Akoni,
In response to your original question about the technical reason why it is usually advised not to shoot steel cased ammo in an AR, this is what I have gathered:
The .223 / 5.56mm case has very little taper (from the rim to the shoulder). This design does little to aid in the ease of extracting the case from the chamber. When a round is fired, pressure and heat case the case to expand, it begins to cool, contracts a little, it is then extracted. All this happens VERY quickly, of course. I have heard (I’m no metalugist…or whatever…) that steel is affected more by this heat and pressure, expands to a greater amount than brass, and does not cool as fast. Therefore, it is more prone to getting “stuck” in the chamber - not cooling and contracting enough in the fraction of a second after firing to be extracted. Even if it does extract, it has more friction on the chamber walls, and is more difficult to extract. This results in accelerated extractor wear. If it is “stuck” in the chamber really good, it will not extract at all, and can result in a case with a torn rim and the case physically stuck in the chamber, and or a broken extractor.
The 7.62x39mm, 5.45x39mm, 7.62x54mm (AK and SKS rounds) have a heavy taper from the rim to the shoulder.
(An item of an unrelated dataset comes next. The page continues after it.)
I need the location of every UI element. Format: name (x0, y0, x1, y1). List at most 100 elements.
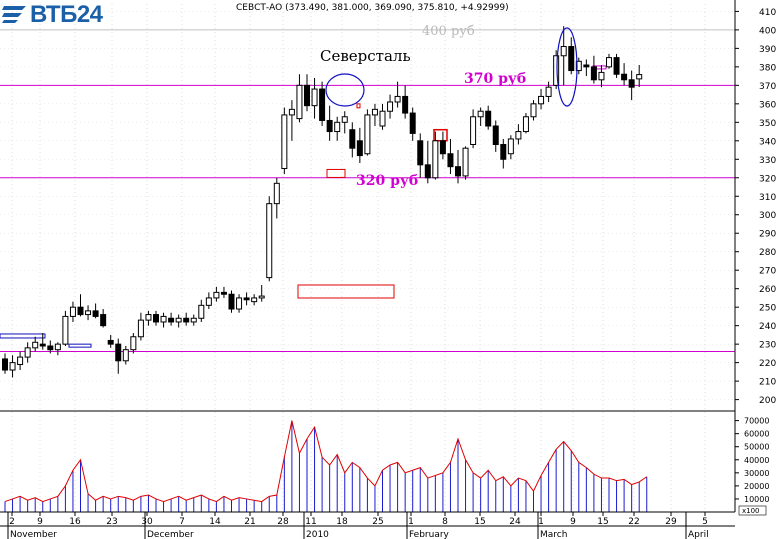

These cases have a built in feature that eases extraction and makes heating / cooling, expanding / contracting cases not nearly as much of an issue. Guns chambered in these cartridges have no problem running steel cased ammo.
Now, all that being said, as you know many people run steel cased ammo in AR’s and lots say it is doing fine. If you wanted to make an upgrade to help allow steel to run well in an AR, I would suggest using a 5.56 chamber (instead of the tighter .223), looking into extractors made of very hard steel (they probably already are…) and an extra power extractor spring.
Or, you could buy / build an AR chambered in 7.62x39mm. However, I hear that good mags are really hard to come by. I’m not even sure that any high capacity mags exist for this application. I have seen 10 rounders, though.
Again, I am no expert, and someone may be along very shortly that can answer your question better than me. Hope this helped.